I offered him my handkerchief, but he pretended not to see my outstretched hand. I shrugged my shoulders, and I crumpled the linen to sponge the blood out of my eye. ‘To the quest for the Elder Eddas,’ I said as I raised my tumbler. ‘You’ll drink to that, won’t you, Lord Pilot?’

‘What hope does a journeyman have of finding the Eddas?’

‘Tomorrow I’ll be a pilot,’ I said. ‘I’ve as much a chance as any pilot.’

‘Yes, chance. What chance does a young fool of a pilot have of discovering the secret of life? Where will you look? In some safe place, no doubt, where you’ve no chance of finding anything at all.’

‘Perhaps I’ll search where bitter and jaded master pilots are afraid to.’

The room grew so quiet that I heard the spatter of my uncle’s blood-drops against the floor.

‘And where would that be?’ he asked. ‘Beneath the folds of your mother’s robes?’

I wanted to hit him again. Tomoth and his brother laughed as they slapped each other on the back, and I wanted to break my uncle’s bleeding, arrogant face. I have always felt the hot pus of anger too keenly and quickly. I wondered if it had been an accident that I had hit him; perhaps it was my fate (or secret desire) to have hit him. I stood there on trembling legs staring at him as I wondered about chance and fate. The heat of the glowing fire was suddenly oppressive. My head was pounding with blood and skotch, and my eye felt like molten lava, and my tongue was like syrup as I made the worst mistake of my life. ‘No, Lord Pilot,’ I blurted out. ‘I’ll journey beyond the Eta Carina nebula. I intend to penetrate and map the Solid State Entity.’

‘Don’t joke with me.’

‘I’m not joking. I don’t like your kind of jokes; I’m not joking.’

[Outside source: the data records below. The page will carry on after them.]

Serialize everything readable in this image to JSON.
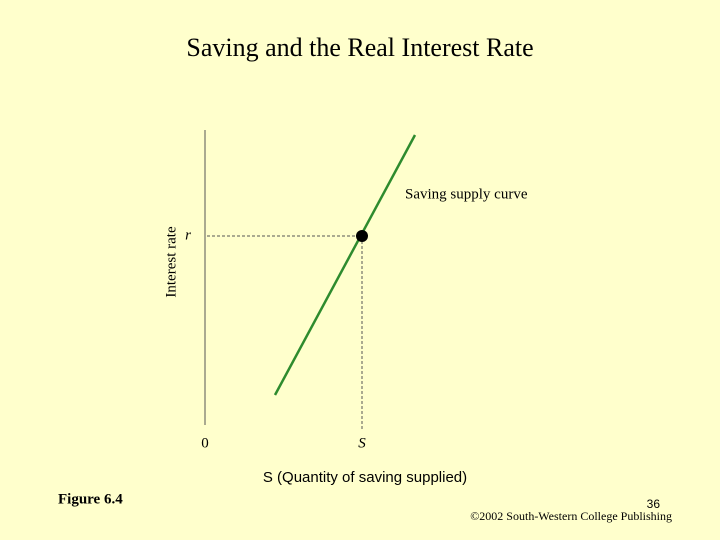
{
  "header": {
    "title": "Saving and the Real Interest Rate"
  },
  "diagram": {
    "y_axis_label": "Interest rate",
    "y_marker": "r",
    "origin": "0",
    "x_marker": "S",
    "x_axis_label": "S (Quantity of saving supplied)",
    "curve_label": "Saving supply curve"
  },
  "footer": {
    "figure": "Figure 6.4",
    "page": "36",
    "copyright": "©2002 South-Western College Publishing"
  }
}
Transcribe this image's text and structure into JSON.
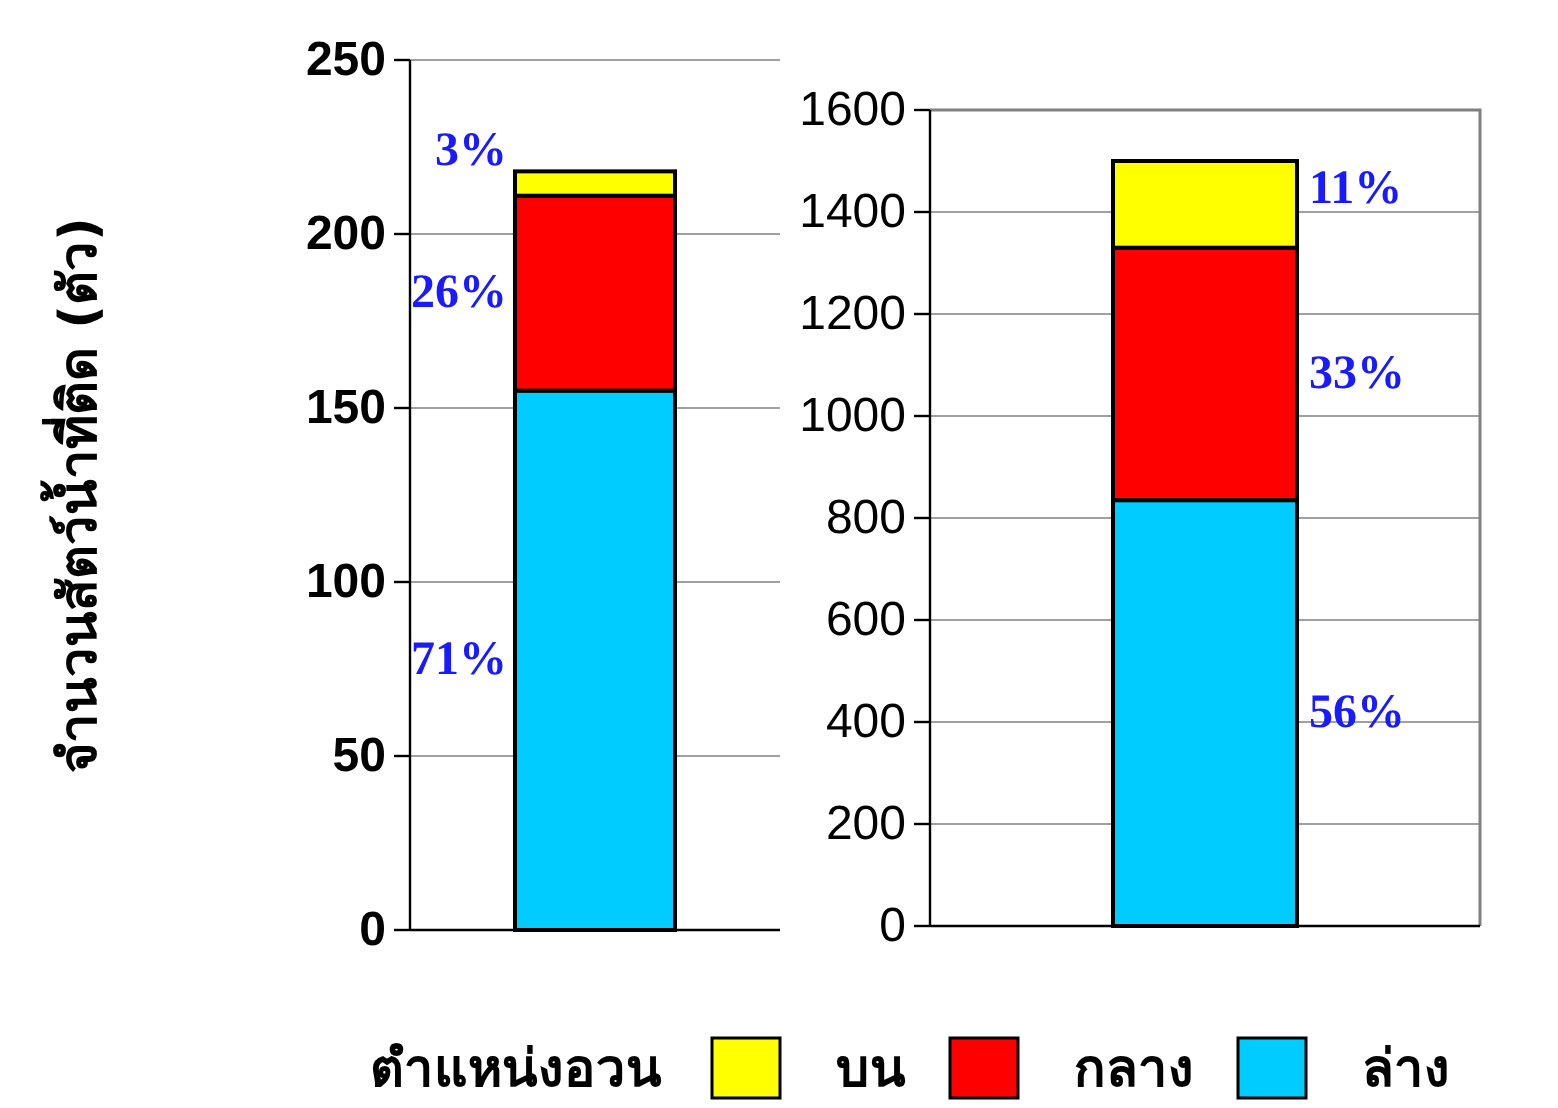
{
  "chart_data": [
    {
      "type": "bar",
      "stacked": true,
      "categories": [
        null
      ],
      "ylabel": "จำนวนสัตว์น้ำที่ติด (ตัว)",
      "ylim": [
        0,
        250
      ],
      "yticks": [
        0,
        50,
        100,
        150,
        200,
        250
      ],
      "grid": "y",
      "legend": "bottom",
      "legend_title": "ตำแหน่งอวน",
      "series": [
        {
          "name": "ล่าง",
          "color": "#00ccff",
          "values": [
            155
          ]
        },
        {
          "name": "กลาง",
          "color": "#ff0000",
          "values": [
            56
          ]
        },
        {
          "name": "บน",
          "color": "#ffff00",
          "values": [
            7
          ]
        }
      ],
      "annotations": [
        "71%",
        "26%",
        "3%"
      ]
    },
    {
      "type": "bar",
      "stacked": true,
      "categories": [
        null
      ],
      "ylim": [
        0,
        1600
      ],
      "yticks": [
        0,
        200,
        400,
        600,
        800,
        1000,
        1200,
        1400,
        1600
      ],
      "grid": "y",
      "series": [
        {
          "color": "#00ccff",
          "values": [
            835
          ]
        },
        {
          "color": "#ff0000",
          "values": [
            495
          ]
        },
        {
          "color": "#ffff00",
          "values": [
            170
          ]
        }
      ],
      "annotations": [
        "56%",
        "33%",
        "11%"
      ]
    }
  ]
}
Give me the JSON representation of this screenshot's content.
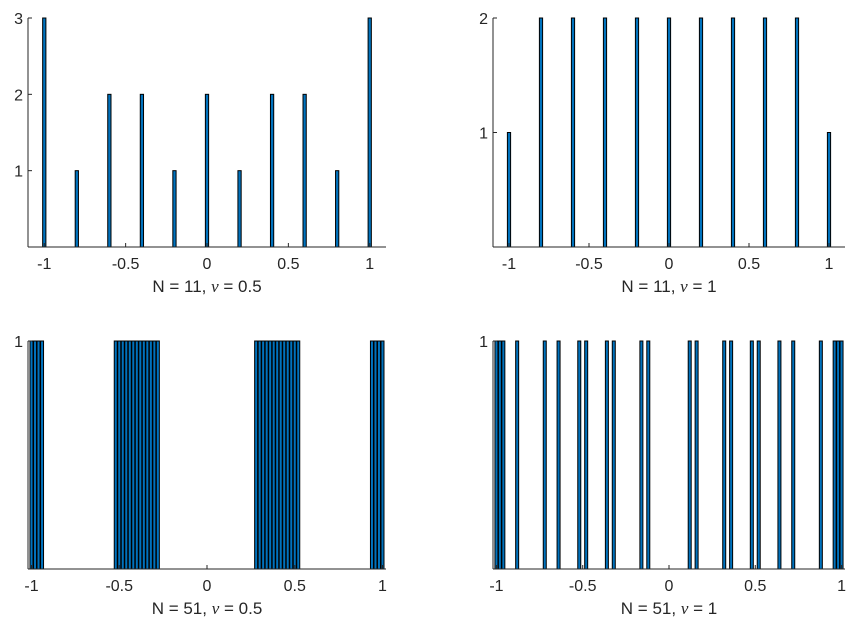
{
  "chart_data": [
    {
      "type": "bar",
      "id": "top-left",
      "xlabel_prefix": "N = 11, ",
      "xlabel_symbol": "ν",
      "xlabel_suffix": " = 0.5",
      "xlim": [
        -1.1,
        1.1
      ],
      "ylim": [
        0,
        3
      ],
      "xticks": [
        -1,
        -0.5,
        0,
        0.5,
        1
      ],
      "xtick_labels": [
        "-1",
        "-0.5",
        "0",
        "0.5",
        "1"
      ],
      "yticks": [
        1,
        2,
        3
      ],
      "ytick_labels": [
        "1",
        "2",
        "3"
      ],
      "x": [
        -1,
        -0.8,
        -0.6,
        -0.4,
        -0.2,
        0,
        0.2,
        0.4,
        0.6,
        0.8,
        1
      ],
      "values": [
        3,
        1,
        2,
        2,
        1,
        2,
        1,
        2,
        2,
        1,
        3
      ],
      "bar_width": 0.02,
      "color": "#0072bd"
    },
    {
      "type": "bar",
      "id": "top-right",
      "xlabel_prefix": "N = 11, ",
      "xlabel_symbol": "ν",
      "xlabel_suffix": " = 1",
      "xlim": [
        -1.1,
        1.1
      ],
      "ylim": [
        0,
        2
      ],
      "xticks": [
        -1,
        -0.5,
        0,
        0.5,
        1
      ],
      "xtick_labels": [
        "-1",
        "-0.5",
        "0",
        "0.5",
        "1"
      ],
      "yticks": [
        1,
        2
      ],
      "ytick_labels": [
        "1",
        "2"
      ],
      "x": [
        -1,
        -0.8,
        -0.6,
        -0.4,
        -0.2,
        0,
        0.2,
        0.4,
        0.6,
        0.8,
        1
      ],
      "values": [
        1,
        2,
        2,
        2,
        2,
        2,
        2,
        2,
        2,
        2,
        1
      ],
      "bar_width": 0.02,
      "color": "#0072bd"
    },
    {
      "type": "bar",
      "id": "bottom-left",
      "xlabel_prefix": "N = 51, ",
      "xlabel_symbol": "ν",
      "xlabel_suffix": " = 0.5",
      "xlim": [
        -1.02,
        1.02
      ],
      "ylim": [
        0,
        1
      ],
      "xticks": [
        -1,
        -0.5,
        0,
        0.5,
        1
      ],
      "xtick_labels": [
        "-1",
        "-0.5",
        "0",
        "0.5",
        "1"
      ],
      "yticks": [
        1
      ],
      "ytick_labels": [
        "1"
      ],
      "x": [
        -1,
        -0.98,
        -0.96,
        -0.94,
        -0.52,
        -0.5,
        -0.48,
        -0.46,
        -0.44,
        -0.42,
        -0.4,
        -0.38,
        -0.36,
        -0.34,
        -0.32,
        -0.3,
        -0.28,
        0.28,
        0.3,
        0.32,
        0.34,
        0.36,
        0.38,
        0.4,
        0.42,
        0.44,
        0.46,
        0.48,
        0.5,
        0.52,
        0.94,
        0.96,
        0.98,
        1
      ],
      "values": [
        1,
        1,
        1,
        1,
        1,
        1,
        1,
        1,
        1,
        1,
        1,
        1,
        1,
        1,
        1,
        1,
        1,
        1,
        1,
        1,
        1,
        1,
        1,
        1,
        1,
        1,
        1,
        1,
        1,
        1,
        1,
        1,
        1,
        1
      ],
      "bar_width": 0.005,
      "color": "#0072bd"
    },
    {
      "type": "bar",
      "id": "bottom-right",
      "xlabel_prefix": "N = 51, ",
      "xlabel_symbol": "ν",
      "xlabel_suffix": " = 1",
      "xlim": [
        -1.02,
        1.02
      ],
      "ylim": [
        0,
        1
      ],
      "xticks": [
        -1,
        -0.5,
        0,
        0.5,
        1
      ],
      "xtick_labels": [
        "-1",
        "-0.5",
        "0",
        "0.5",
        "1"
      ],
      "yticks": [
        1
      ],
      "ytick_labels": [
        "1"
      ],
      "x": [
        -1,
        -0.98,
        -0.96,
        -0.88,
        -0.72,
        -0.64,
        -0.52,
        -0.48,
        -0.36,
        -0.32,
        -0.16,
        -0.12,
        0.12,
        0.16,
        0.32,
        0.36,
        0.48,
        0.52,
        0.64,
        0.72,
        0.88,
        0.96,
        0.98,
        1
      ],
      "values": [
        1,
        1,
        1,
        1,
        1,
        1,
        1,
        1,
        1,
        1,
        1,
        1,
        1,
        1,
        1,
        1,
        1,
        1,
        1,
        1,
        1,
        1,
        1,
        1
      ],
      "bar_width": 0.005,
      "color": "#0072bd"
    }
  ]
}
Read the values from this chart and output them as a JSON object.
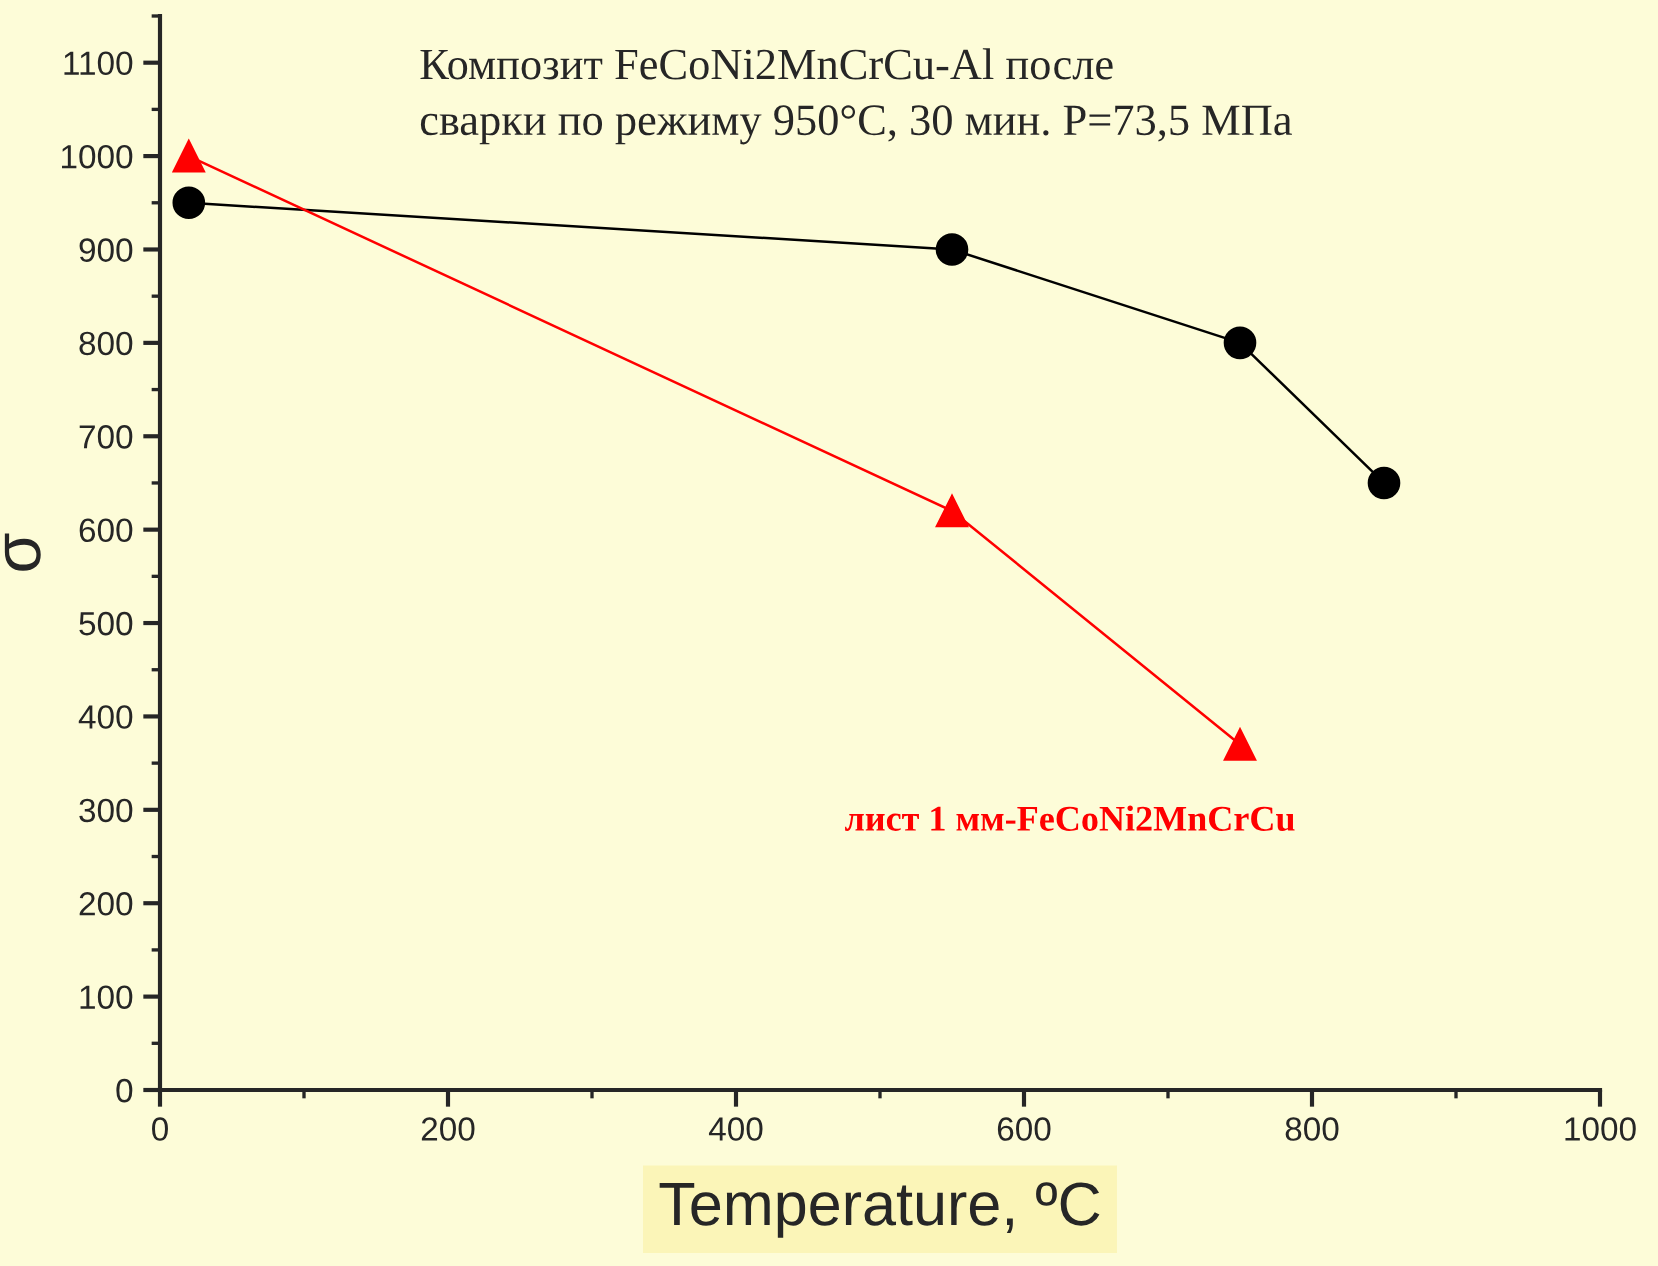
{
  "chart_data": {
    "type": "line",
    "ylabel": "σ",
    "xlabel": "Temperature, ºC",
    "xlim": [
      0,
      1000
    ],
    "xticks": [
      0,
      200,
      400,
      600,
      800,
      1000
    ],
    "ylim": [
      0,
      1150
    ],
    "yticks": [
      0,
      100,
      200,
      300,
      400,
      500,
      600,
      700,
      800,
      900,
      1000,
      1100
    ],
    "grid": false,
    "legend": false,
    "series": [
      {
        "name": "Композит FeCoNi2MnCrCu-Al после\nсварки по режиму 950°С, 30 мин. P=73,5 МПа",
        "color": "#000000",
        "marker": "circle",
        "x": [
          20,
          550,
          750,
          850
        ],
        "values": [
          950,
          900,
          800,
          650
        ]
      },
      {
        "name": "лист 1 мм-FeCoNi2MnCrCu",
        "color": "#ff0000",
        "marker": "triangle",
        "x": [
          20,
          550,
          750
        ],
        "values": [
          1000,
          620,
          370
        ]
      }
    ]
  }
}
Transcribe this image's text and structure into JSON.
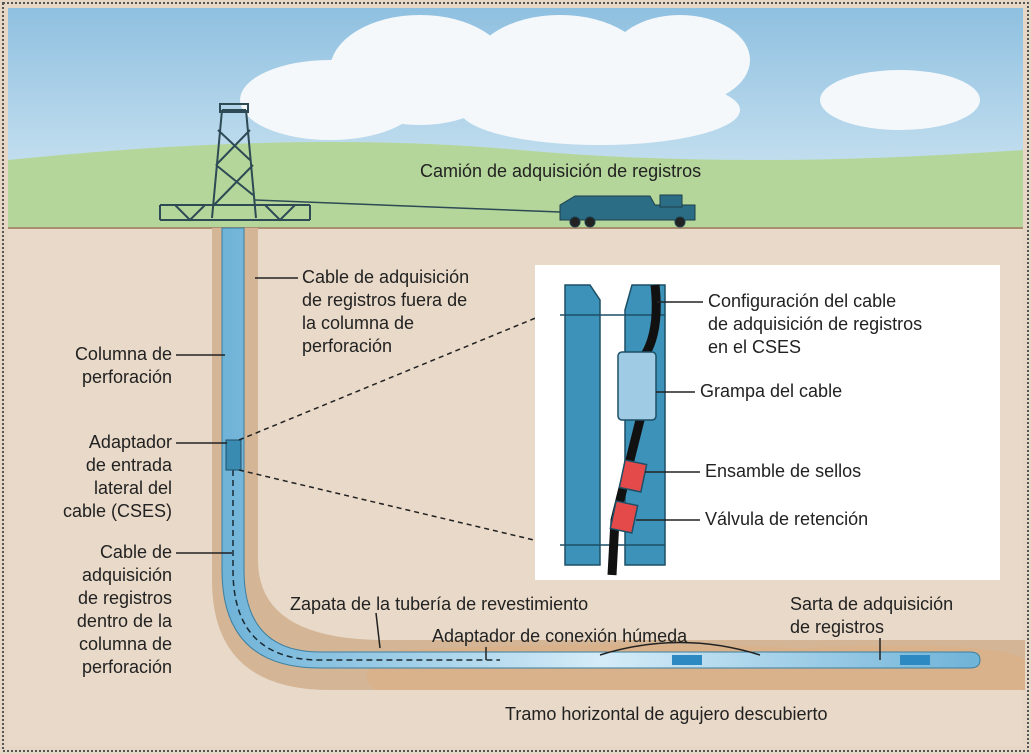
{
  "labels": [
    {
      "lines": [
        "Camión de adquisición de registros"
      ]
    },
    {
      "lines": [
        "Cable de adquisición",
        "de registros fuera de",
        "la columna de",
        "perforación"
      ]
    },
    {
      "lines": [
        "Columna de",
        "perforación"
      ]
    },
    {
      "lines": [
        "Adaptador",
        "de entrada",
        "lateral del",
        "cable (CSES)"
      ]
    },
    {
      "lines": [
        "Cable de",
        "adquisición",
        "de registros",
        "dentro de la",
        "columna de",
        "perforación"
      ]
    },
    {
      "lines": [
        "Configuración del cable",
        "de adquisición de registros",
        "en el CSES"
      ]
    },
    {
      "lines": [
        "Grampa del cable"
      ]
    },
    {
      "lines": [
        "Ensamble de sellos"
      ]
    },
    {
      "lines": [
        "Válvula de retención"
      ]
    },
    {
      "lines": [
        "Zapata de la tubería de revestimiento"
      ]
    },
    {
      "lines": [
        "Adaptador de conexión húmeda"
      ]
    },
    {
      "lines": [
        "Sarta de adquisición",
        "de registros"
      ]
    },
    {
      "lines": [
        "Tramo horizontal de agujero descubierto"
      ]
    }
  ]
}
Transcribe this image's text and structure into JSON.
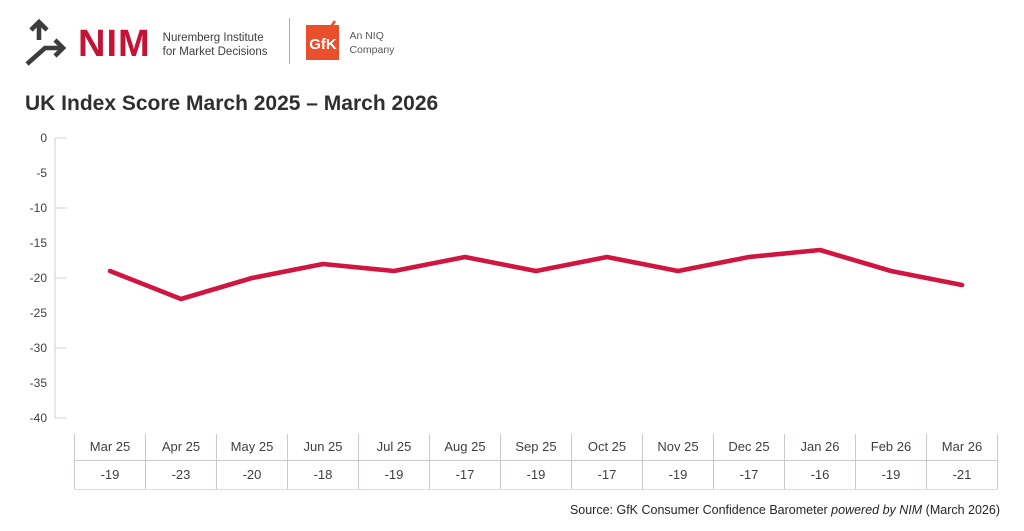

‘You are joking,’ he said as he stepped closer to me. ‘It’s just the silly brag of a foolish journeyman pilot, isn’t it?’

Through the haze of my good eye, I saw that everyone, even the young bartender, was staring at me.

‘Of course it was a joke.’ Bardo’s voice boomed as he farted. ‘Tell him it was a joke, Little Fellow, and let’s leave.’

I looked into Soli’s intense, fierce eyes and said, ‘I swear to you I’m not joking.’

He grabbed my forearm with his long fingers. ‘You swear it?’

‘Yes, Lord Pilot.’

‘You’ll swear it, formally?’

I pulled away from him and said, ‘Yes, Lord Pilot.’

‘Swear it, then. Say, “I, Mallory Ringess, by the canons and vows of our Order, in fulfilment of the Timekeeper’s summons to quest, swear to my Lord Pilot I will map the pathways of the Solid State Entity.” Swear it to me!’